CHOIR: Collaborative Harmonization fOr Inference Robustness
Xiangjue Dong, Cong Wang, Maria Teleki, Millennium Bismay, James Caverlee
TL;DR
The paper tackles the sensitivity of large language models to demographic cues embedded in persona prompts, which can cause divergent reasoning paths. It introduces CHOIR, a no-training, inference-time framework that constructs multiple counterfactual personas and harmonizes their logits through dynamic, consensus-based weighting to produce more robust answers. Empirical results show up to 26.4% improvement for individual demographics and 19.2% average gain across five demographics, with strong generalization across models, tasks, and prompt templates, and compatibility with other ensemble methods. This approach reframes demographic variation as a constructive signal, enabling more reliable and socially aware LLM reasoning without additional training. The work highlights practical implications for safer, fairer, and more dependable AI reasoning in real-world applications.
Abstract
Persona-assigned Large Language Models (LLMs) can adopt diverse roles, enabling personalized and context-aware reasoning. However, even minor demographic perturbations in personas, such as simple pronoun changes, can alter reasoning trajectories, leading to divergent sets of correct answers. Instead of treating these variations as biases to be mitigated, we explore their potential as a constructive resource to improve reasoning robustness. We propose CHOIR (Collaborative Harmonization fOr Inference Robustness), a test-time framework that harmonizes multiple persona-conditioned reasoning signals into a unified prediction.

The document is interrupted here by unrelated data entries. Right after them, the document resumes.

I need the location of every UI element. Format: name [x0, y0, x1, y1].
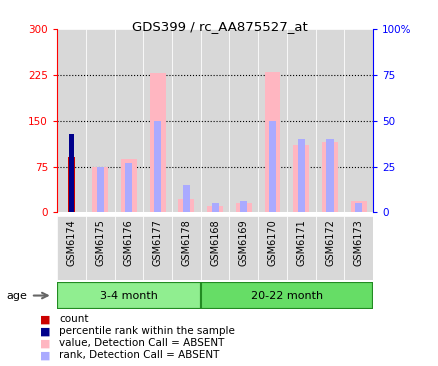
Text: GSM6174: GSM6174: [66, 219, 76, 266]
Bar: [200, 29, 229, 212]
Bar: [69, 134, 74, 212]
Text: GSM6177: GSM6177: [152, 219, 162, 266]
FancyBboxPatch shape: [200, 216, 229, 280]
Bar: [92, 167, 108, 212]
Text: ■: ■: [39, 338, 50, 348]
FancyBboxPatch shape: [172, 216, 200, 280]
Text: age: age: [7, 291, 28, 300]
Bar: [121, 159, 137, 212]
Bar: [354, 203, 361, 212]
Text: GSM6170: GSM6170: [267, 219, 277, 266]
Text: ■: ■: [39, 326, 50, 336]
Bar: [149, 73, 165, 212]
FancyBboxPatch shape: [344, 216, 372, 280]
Text: 3-4 month: 3-4 month: [100, 291, 158, 300]
Bar: [293, 145, 308, 212]
Text: count: count: [59, 314, 88, 324]
FancyBboxPatch shape: [57, 282, 200, 309]
Text: GSM6169: GSM6169: [238, 219, 248, 266]
Bar: [143, 29, 172, 212]
Bar: [68, 157, 74, 212]
FancyBboxPatch shape: [315, 216, 344, 280]
FancyBboxPatch shape: [85, 216, 114, 280]
Bar: [125, 163, 132, 212]
Text: GSM6178: GSM6178: [181, 219, 191, 266]
Bar: [258, 29, 286, 212]
Text: GDS399 / rc_AA875527_at: GDS399 / rc_AA875527_at: [131, 20, 307, 33]
Text: ■: ■: [39, 314, 50, 324]
Bar: [85, 29, 114, 212]
FancyBboxPatch shape: [57, 216, 85, 280]
Bar: [229, 29, 258, 212]
Bar: [240, 201, 247, 212]
FancyBboxPatch shape: [258, 216, 286, 280]
Text: GSM6168: GSM6168: [210, 219, 219, 266]
Bar: [154, 121, 161, 212]
FancyBboxPatch shape: [229, 216, 258, 280]
Bar: [57, 29, 85, 212]
Bar: [114, 29, 143, 212]
Text: GSM6173: GSM6173: [353, 219, 363, 266]
Text: percentile rank within the sample: percentile rank within the sample: [59, 326, 235, 336]
Bar: [264, 72, 280, 212]
Text: GSM6176: GSM6176: [124, 219, 134, 266]
FancyBboxPatch shape: [286, 216, 315, 280]
FancyBboxPatch shape: [200, 282, 372, 309]
Bar: [315, 29, 344, 212]
Text: GSM6175: GSM6175: [95, 219, 105, 266]
Bar: [182, 185, 190, 212]
Bar: [207, 206, 223, 212]
Text: GSM6172: GSM6172: [324, 219, 334, 266]
Bar: [321, 142, 337, 212]
FancyBboxPatch shape: [143, 216, 172, 280]
Bar: [172, 29, 200, 212]
Bar: [211, 203, 218, 212]
Text: 20-22 month: 20-22 month: [250, 291, 322, 300]
Bar: [350, 201, 366, 212]
FancyBboxPatch shape: [114, 216, 143, 280]
Text: ■: ■: [39, 350, 50, 361]
Bar: [326, 139, 333, 212]
Bar: [178, 199, 194, 212]
Bar: [235, 203, 251, 212]
Bar: [96, 167, 103, 212]
Bar: [286, 29, 315, 212]
Text: value, Detection Call = ABSENT: value, Detection Call = ABSENT: [59, 338, 224, 348]
Bar: [297, 139, 304, 212]
Text: rank, Detection Call = ABSENT: rank, Detection Call = ABSENT: [59, 350, 219, 361]
Bar: [268, 121, 276, 212]
Bar: [344, 29, 372, 212]
Text: GSM6171: GSM6171: [296, 219, 306, 266]
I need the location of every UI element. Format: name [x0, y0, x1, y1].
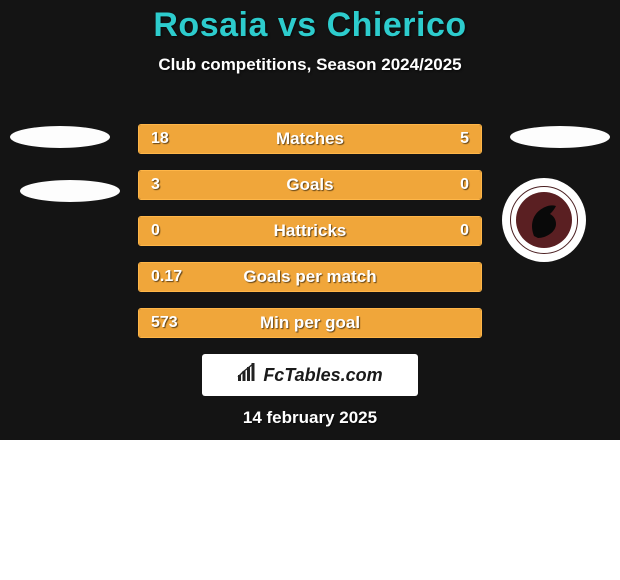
player-left-badge-2: [20, 180, 120, 280]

CHOIR orchestrates a collaborative decoding process among counterfactual personas, dynamically balancing agreement and divergence in their reasoning paths. Experiments on various reasoning benchmarks demonstrate that CHOIR consistently enhances performance across demographics, model architectures, scales, and tasks - without additional training. Improvements reach up to 26.4% for individual demographic groups and 19.2% on average across five demographics. It remains effective even when base personas are suboptimal. By reframing persona variation as a constructive signal, CHOIR provides a scalable and generalizable approach to more reliable LLM reasoning.